Baptizing Barrenness

The Lord inhabits humble, barren spaces. His very presence sanctifies them. A shepherd’s pasture becomes a contact point for divine relationship. An earthly womb becomes a dwelling place for the Most High God. My own weary, wandering soul can display splendor, if only I yield to the One who longs to meet me there.


In Luke 1, the angel Gabriel visits Mary to deliver the news that she will be a “house” for God. Mary, a home…a resting place for…God? What awe and wonder!


Mary is told that her cousin Elizabeth, too, has become a dwelling place. She will birth John, the one Jesus called the “greatest of men born of women” (Luke 7:28). These wombs, open and virginal, become dwelling places--temples--for these marked lives.
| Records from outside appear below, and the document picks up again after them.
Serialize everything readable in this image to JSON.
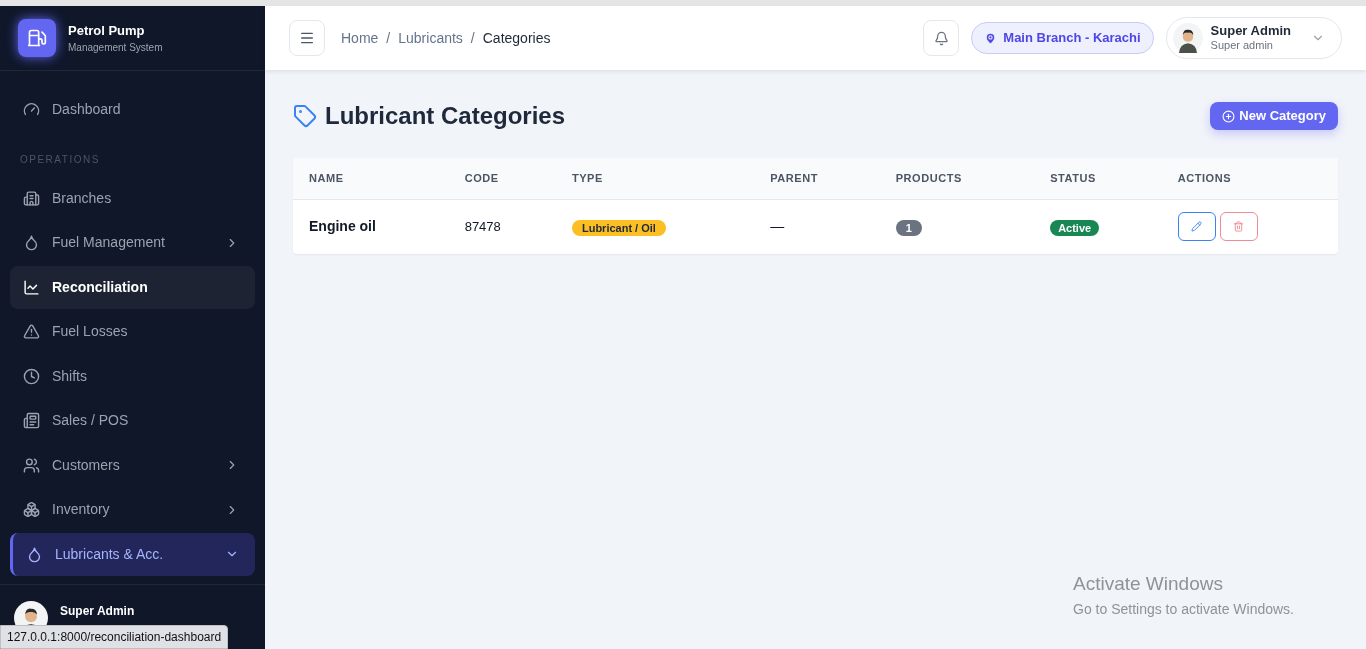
{
  "brand": {
    "title": "Petrol Pump",
    "subtitle": "Management System"
  },
  "sidebar": {
    "items": [
      {
        "kind": "link",
        "label": "Dashboard",
        "selected": false,
        "hovered": false
      },
      {
        "kind": "section",
        "label": "OPERATIONS"
      },
      {
        "kind": "link",
        "label": "Branches",
        "selected": false,
        "hovered": false
      },
      {
        "kind": "group",
        "label": "Fuel Management",
        "selected": false,
        "hovered": false,
        "expanded": false
      },
      {
        "kind": "link",
        "label": "Reconciliation",
        "selected": false,
        "hovered": true
      },
      {
        "kind": "link",
        "label": "Fuel Losses",
        "selected": false,
        "hovered": false
      },
      {
        "kind": "link",
        "label": "Shifts",
        "selected": false,
        "hovered": false
      },
      {
        "kind": "link",
        "label": "Sales / POS",
        "selected": false,
        "hovered": false
      },
      {
        "kind": "group",
        "label": "Customers",
        "selected": false,
        "hovered": false,
        "expanded": false
      },
      {
        "kind": "group",
        "label": "Inventory",
        "selected": false,
        "hovered": false,
        "expanded": false
      },
      {
        "kind": "group",
        "label": "Lubricants & Acc.",
        "selected": true,
        "hovered": false,
        "expanded": true
      }
    ],
    "user": {
      "name": "Super Admin"
    }
  },
  "status_url": "127.0.0.1:8000/reconciliation-dashboard",
  "breadcrumb": [
    "Home",
    "Lubricants",
    "Categories"
  ],
  "breadcrumb_separators": [
    "/",
    "/"
  ],
  "branch": "Main Branch - Karachi",
  "user": {
    "name": "Super Admin",
    "role": "Super admin"
  },
  "page_title": "Lubricant Categories",
  "new_button": "New Category",
  "table": {
    "columns": [
      "NAME",
      "CODE",
      "TYPE",
      "PARENT",
      "PRODUCTS",
      "STATUS",
      "ACTIONS"
    ],
    "rows": [
      {
        "name": "Engine oil",
        "code": "87478",
        "type": "Lubricant / Oil",
        "parent": "—",
        "products": "1",
        "status": "Active",
        "active": true
      }
    ]
  },
  "os_notice": {
    "title": "Activate Windows",
    "text": "Go to Settings to activate Windows."
  }
}
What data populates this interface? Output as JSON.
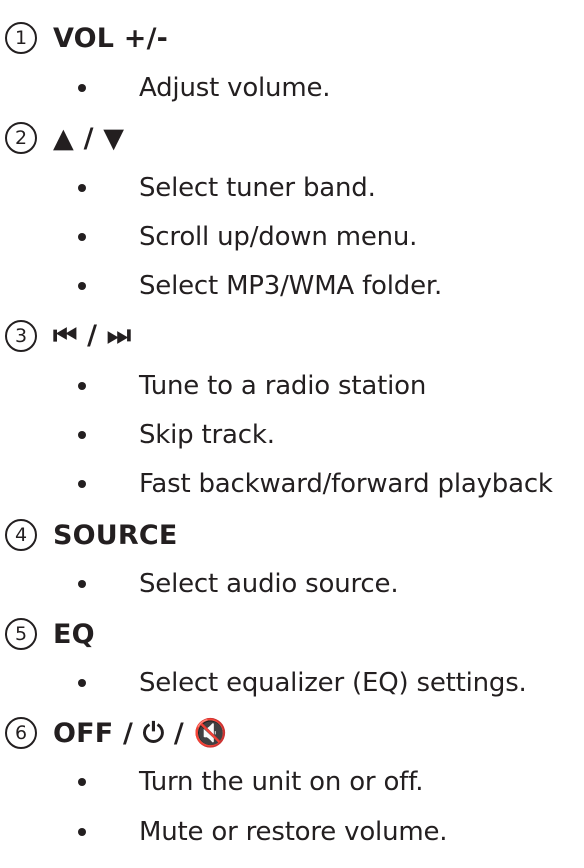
{
  "items": [
    {
      "number": "1",
      "label": "VOL +/-",
      "bullets": [
        "Adjust volume."
      ]
    },
    {
      "number": "2",
      "label": "▲ / ▼",
      "bullets": [
        "Select tuner band.",
        "Scroll up/down menu.",
        "Select MP3/WMA folder."
      ]
    },
    {
      "number": "3",
      "label": "⏮ / ⏭",
      "bullets": [
        "Tune to a radio station",
        "Skip track.",
        "Fast backward/forward playback"
      ]
    },
    {
      "number": "4",
      "label": "SOURCE",
      "bullets": [
        "Select audio source."
      ]
    },
    {
      "number": "5",
      "label": "EQ",
      "bullets": [
        "Select equalizer (EQ) settings."
      ]
    },
    {
      "number": "6",
      "label": "OFF / ⏻ / 🔇",
      "bullets": [
        "Turn the unit on or off.",
        "Mute or restore volume."
      ]
    }
  ]
}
Centuries before, David cried out to the Lord, grieved that the Lord’s earthly dwelling place was lowly and humble. David lamented that he, an earthly king, dwelt in a palace of cedar while God’s ark lay in a tent.
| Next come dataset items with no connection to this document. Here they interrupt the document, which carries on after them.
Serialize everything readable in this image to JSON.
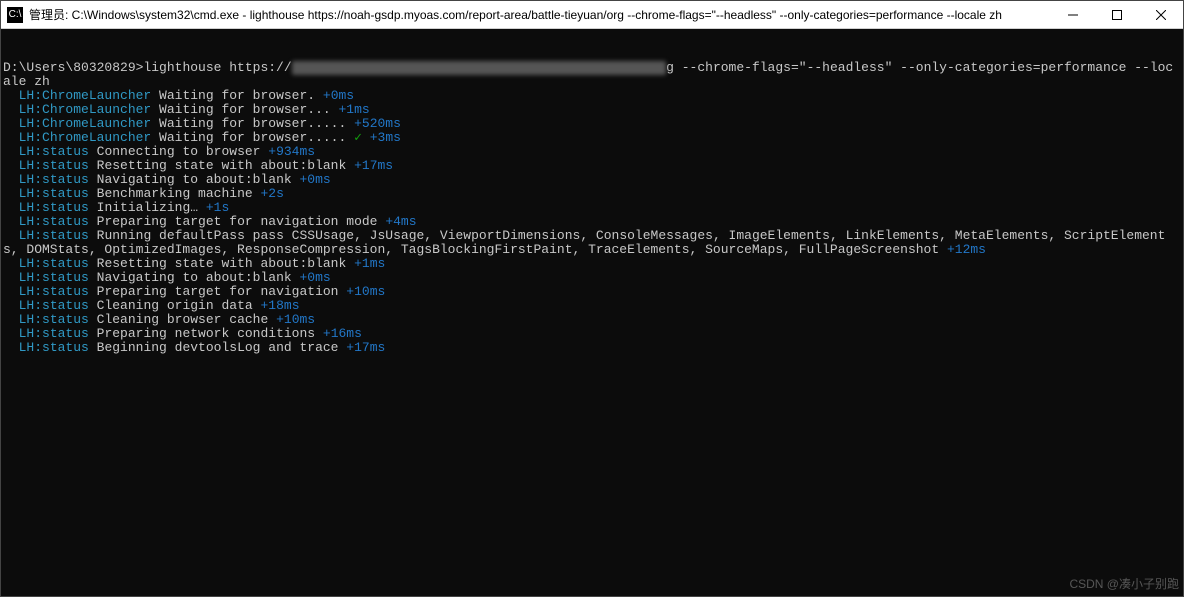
{
  "window": {
    "title_prefix": "管理员: C:\\Windows\\system32\\cmd.exe - lighthouse  https://noah-gsdp.myoas.com/report-area/battle-tieyuan/org --chrome-flags=\"--headless\" --only-categories=performance --locale zh",
    "icon_text": "C:\\"
  },
  "terminal": {
    "prompt_prefix": "D:\\Users\\80320829>",
    "command_visible_pre": "lighthouse https://",
    "command_blur": "████ ████ ████████ ██████ ████ ████████ ████████",
    "command_visible_post": "g --chrome-flags=\"--headless\" --only-categories=performance --locale zh",
    "lines": [
      {
        "tag": "LH:ChromeLauncher",
        "msg": "Waiting for browser.",
        "suffix": "+0ms",
        "suffix_class": "c-blue"
      },
      {
        "tag": "LH:ChromeLauncher",
        "msg": "Waiting for browser...",
        "suffix": "+1ms",
        "suffix_class": "c-blue"
      },
      {
        "tag": "LH:ChromeLauncher",
        "msg": "Waiting for browser.....",
        "suffix": "+520ms",
        "suffix_class": "c-blue"
      },
      {
        "tag": "LH:ChromeLauncher",
        "msg": "Waiting for browser.....",
        "check": "✓",
        "suffix": "+3ms",
        "suffix_class": "c-blue"
      },
      {
        "tag": "LH:status",
        "msg": "Connecting to browser",
        "suffix": "+934ms",
        "suffix_class": "c-blue"
      },
      {
        "tag": "LH:status",
        "msg": "Resetting state with about:blank",
        "suffix": "+17ms",
        "suffix_class": "c-blue"
      },
      {
        "tag": "LH:status",
        "msg": "Navigating to about:blank",
        "suffix": "+0ms",
        "suffix_class": "c-blue"
      },
      {
        "tag": "LH:status",
        "msg": "Benchmarking machine",
        "suffix": "+2s",
        "suffix_class": "c-blue"
      },
      {
        "tag": "LH:status",
        "msg": "Initializing…",
        "suffix": "+1s",
        "suffix_class": "c-blue"
      },
      {
        "tag": "LH:status",
        "msg": "Preparing target for navigation mode",
        "suffix": "+4ms",
        "suffix_class": "c-blue"
      },
      {
        "tag": "LH:status",
        "msg_wrap": true,
        "msg": "Running defaultPass pass CSSUsage, JsUsage, ViewportDimensions, ConsoleMessages, ImageElements, LinkElements, MetaElements, ScriptElements, DOMStats, OptimizedImages, ResponseCompression, TagsBlockingFirstPaint, TraceElements, SourceMaps, FullPageScreenshot",
        "suffix": "+12ms",
        "suffix_class": "c-blue"
      },
      {
        "tag": "LH:status",
        "msg": "Resetting state with about:blank",
        "suffix": "+1ms",
        "suffix_class": "c-blue"
      },
      {
        "tag": "LH:status",
        "msg": "Navigating to about:blank",
        "suffix": "+0ms",
        "suffix_class": "c-blue"
      },
      {
        "tag": "LH:status",
        "msg": "Preparing target for navigation",
        "suffix": "+10ms",
        "suffix_class": "c-blue"
      },
      {
        "tag": "LH:status",
        "msg": "Cleaning origin data",
        "suffix": "+18ms",
        "suffix_class": "c-blue"
      },
      {
        "tag": "LH:status",
        "msg": "Cleaning browser cache",
        "suffix": "+10ms",
        "suffix_class": "c-blue"
      },
      {
        "tag": "LH:status",
        "msg": "Preparing network conditions",
        "suffix": "+16ms",
        "suffix_class": "c-blue"
      },
      {
        "tag": "LH:status",
        "msg": "Beginning devtoolsLog and trace",
        "suffix": "+17ms",
        "suffix_class": "c-blue"
      }
    ]
  },
  "watermark": "CSDN @凑小子别跑"
}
But the God of the universe is not diminished by humble dwelling places. Through the prophet Nathan, God reminded David that throughout his humble years as a shepherd and man on the run for his life, God was the One who “pursued David in the pasture,” and who “went with David wherever he went, cutting down his enemies before him” (2 Samuel 7:8-9). God met him in his wilderness. God pursues us in barrenness.


As I read the words of Luke 1 this year, the phrase about Elizabeth jarred me. Elizabeth: the “one who was called barren” (Luke 1:36). Imagine if this was the way others described you? The barren one. A label not merely descriptive, but judgmental. I heard echoes of her ache--a cloak of shame, scorn and derision. What had she done? What had she not done, to be barren?
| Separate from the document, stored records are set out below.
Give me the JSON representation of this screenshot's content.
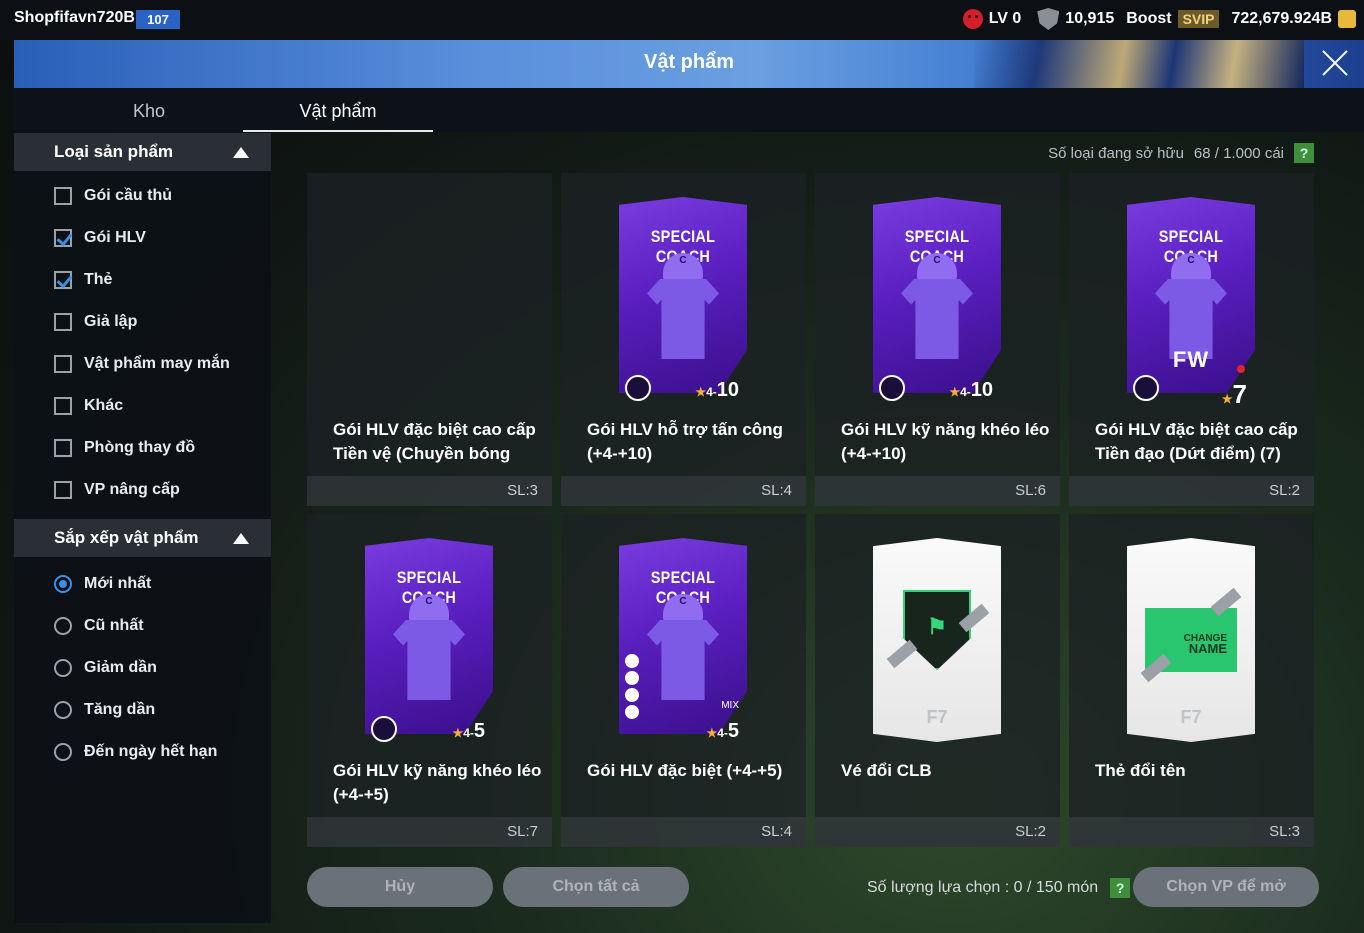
{
  "topbar": {
    "username": "Shopfifavn720B",
    "user_badge": "107",
    "level": "LV 0",
    "points": "10,915",
    "boost": "Boost",
    "svip": "SVIP",
    "balance": "722,679.924B"
  },
  "header": {
    "title": "Vật phẩm"
  },
  "tabs": [
    {
      "label": "Kho"
    },
    {
      "label": "Vật phẩm"
    }
  ],
  "sidebar": {
    "category_title": "Loại sản phẩm",
    "categories": [
      {
        "label": "Gói cầu thủ",
        "checked": false
      },
      {
        "label": "Gói HLV",
        "checked": true
      },
      {
        "label": "Thẻ",
        "checked": true
      },
      {
        "label": "Giả lập",
        "checked": false
      },
      {
        "label": "Vật phẩm may mắn",
        "checked": false
      },
      {
        "label": "Khác",
        "checked": false
      },
      {
        "label": "Phòng thay đồ",
        "checked": false
      },
      {
        "label": "VP nâng cấp",
        "checked": false
      }
    ],
    "sort_title": "Sắp xếp vật phẩm",
    "sorts": [
      {
        "label": "Mới nhất",
        "selected": true
      },
      {
        "label": "Cũ nhất",
        "selected": false
      },
      {
        "label": "Giảm dần",
        "selected": false
      },
      {
        "label": "Tăng dần",
        "selected": false
      },
      {
        "label": "Đến ngày hết hạn",
        "selected": false
      }
    ]
  },
  "owned": {
    "label": "Số loại đang sở hữu",
    "value": "68 / 1.000 cái",
    "help": "?"
  },
  "items": [
    {
      "name": "Gói HLV đặc biệt cao cấp Tiền vệ (Chuyền bóng",
      "qty": "SL:3",
      "art": "empty"
    },
    {
      "name": "Gói HLV hỗ trợ tấn công (+4-+10)",
      "qty": "SL:4",
      "art": "pack",
      "pack_title": "SPECIAL COACH",
      "cap_letter": "C",
      "icon": "lock-icon",
      "star": "★",
      "min": "4-",
      "max": "10"
    },
    {
      "name": "Gói HLV kỹ năng khéo léo (+4-+10)",
      "qty": "SL:6",
      "art": "pack",
      "pack_title": "SPECIAL COACH",
      "cap_letter": "C",
      "icon": "skill-icon",
      "star": "★",
      "min": "4-",
      "max": "10"
    },
    {
      "name": "Gói HLV đặc biệt cao cấp Tiền đạo (Dứt điểm) (7)",
      "qty": "SL:2",
      "art": "pack-fw",
      "pack_title": "SPECIAL COACH",
      "cap_letter": "C",
      "fw": "FW",
      "icon": "shoot-icon",
      "star": "★",
      "max": "7"
    },
    {
      "name": "Gói HLV kỹ năng khéo léo (+4-+5)",
      "qty": "SL:7",
      "art": "pack",
      "pack_title": "SPECIAL COACH",
      "cap_letter": "C",
      "icon": "skill-icon",
      "star": "★",
      "min": "4-",
      "max": "5"
    },
    {
      "name": "Gói HLV đặc biệt (+4-+5)",
      "qty": "SL:4",
      "art": "pack-mix",
      "pack_title": "SPECIAL COACH",
      "cap_letter": "C",
      "mix": "MIX",
      "star": "★",
      "min": "4-",
      "max": "5"
    },
    {
      "name": "Vé đổi CLB",
      "qty": "SL:2",
      "art": "club-ticket"
    },
    {
      "name": "Thẻ đổi tên",
      "qty": "SL:3",
      "art": "name-card",
      "card_text_1": "CHANGE",
      "card_text_2": "NAME"
    }
  ],
  "footer": {
    "cancel": "Hủy",
    "select_all": "Chọn tất cả",
    "selection_label": "Số lượng lựa chọn : 0 / 150 món",
    "help": "?",
    "open": "Chọn VP để mở"
  },
  "colors": {
    "accent": "#3c8fe3",
    "pack_purple": "#5a1fc0",
    "header_blue": "#4a82d2"
  }
}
As I read, the Lord whispered to me His intention: her empty womb was not shameful. It was empty and dark and “in wait” for the appointment of God. My God sanctifies barrenness. My God overshadows empty and open places to fill them with life. My God loves empty, “barren” spaces. What is more open to His residence than these?


I recently turned 39; the year ahead begins all the months leading to my 40th year. On one level, the world, my flesh and the accuser tempt me to shame. For a woman aware that she is made for life and partnership (in whatever ways the Lord has chosen), my emptiness can become ‘barrenness’, a slam that magnetizes old lies: You are forsaken. You are not chosen. You are not seen or loved.


But God exhorts me to submit barrenness as a place of expectancy, not shame. What can my God do with an empty place, awaiting His fulfillment? I look to Mary for help. Her fiat: “let it be done” according to God’s will challenges my stronghold of thoughts. Like Mary and Elizabeth, my emptiness can open to Jesus with expectancy. What can’t my God do with my empty place, waiting to be filled?


This Advent, I am thankful for honesty about my emptiness. And a vision for the way that Jesus sees it. I cry out--"God, make me an earthly home for you. Free me from striving for secure dwelling places of my own design. Help me to become a peaceful place where You dwell.”